With N.C. Insurance Commissioner Mike Causey’s recent decision to reject the proposed rate increases filed in November by the North Carolina Rate Bureau, state homeowners await the results of a July 23 hearing in Raleigh to learn by how much, if at all, their premiums might rise.

The Rate Bureau’s requested average rate hike of 18.7 percent statewide was bound to be controversial, drawing objections from realtors, homebuilders and coastal residents who feel they already pay too much for home insurance.

But what the debate really underlines is that the time has come to modernize North Carolina’s antiquated regulatory system for insurance.

Private insurance companies are showing growing reluctance to write new property insurance in the state. Since 2011, the state’s Beach Plan, which writes policies in the coastal zone, has seen its market share grow from 3.4 percent to 7.2 percent. The FAIR Plan, which serves as an insurer-of-last-resort statewide, has grown from 0.6 percent of the market to 2.4 percent over the same period.

With such large residual insurance markets, insurers who are already skittish about inadequate rates also must account for the risk that a large event like 2011’s Hurricane Irene, which forced the state’s insurers to pay out $1.18 in claims for every $1 they collected in premium, could lead to huge assessments on the entire industry. These “hurricane taxes” ultimately are passed on to consumers in the form of special charges on every insurance policy in the state.

North Carolina is the only state in the nation where personal insurance rates are still set collectively by a rate bureau. The system amounts to a cartel that discourages competition. North Carolina insurance consumers are denied innovative new product offerings and lose out on discounts they could otherwise earn for hardening their homes against storms.

The current system also turns what should be a technical evaluation of rates into a charged political issue.

For the elected insurance commissioner, the temptation to allow voter sentiments and special interest lobbying to trump dispassionate analysis is strong. That’s a big part of why homeowners insurers have only been allowed to raise rates twice in the past decade – a 4 percent hike in 2009 and a 7 percent increase in 2013.

The consequences of this outdated system are reflected in North Carolina’s failing grade in the R Street Institute’s annual Insurance Regulation Report Card, which uses objective measures to assess how well each of the 50 states discharge their duties to regulate the business of insurance.

As the Legislature prepares for the 2017 session, it must give serious consideration to reforms that would shrink the Beach Plan.

Lawmakers should consider raising the standard deductible to match private offerings, limiting participation to those consumers who truly can’t find private coverage and creating a take-out program such as the one Florida used to shrink the size of its Citizens Property Insurance Corp. from 14.3 percent of the market in 2011 to just 4.3 percent in 2016.

The North Carolina Building Code Council also is scheduled to make updates this year to the state code, which is still based on the 2009 edition of the International Residential Code.
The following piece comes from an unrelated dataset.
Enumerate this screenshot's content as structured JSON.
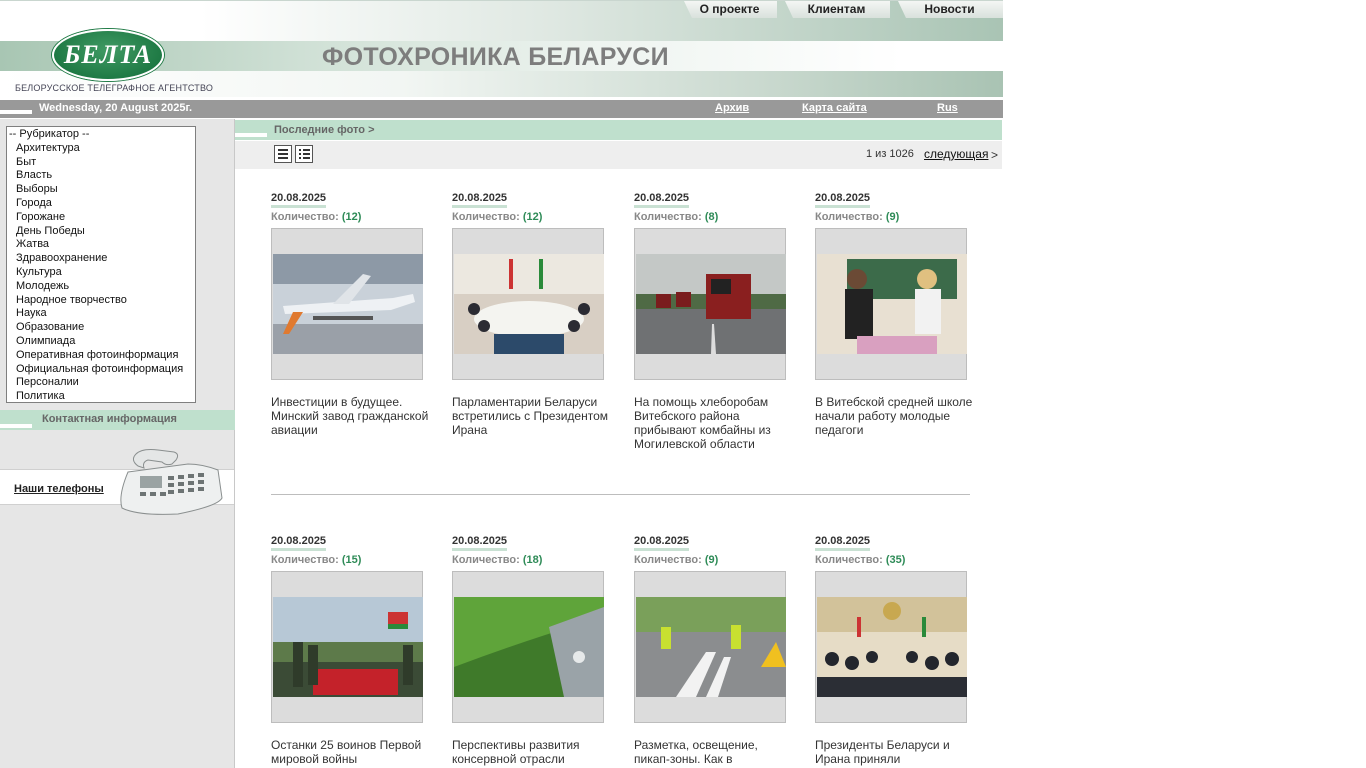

The council should consider requiring automatic residential fire sprinklers and undoing past legislative and regulatory actions that weakened mandatory wall-bracing provisions and eliminated the requirement that permanent anchors be installed around window openings.

Such investments in mitigation could go a long way to bring down homeowners rates overall.

While these changes would help, they aren’t enough to fix what’s really wrong with homeowners insurance in North Carolina. Ultimately, the Tar Heel State will have to catch up with the other 49 states that allow market forces, not elected bureaucrats, to introduce new products and set appropriate rates.

Competition and innovation offer the path forward.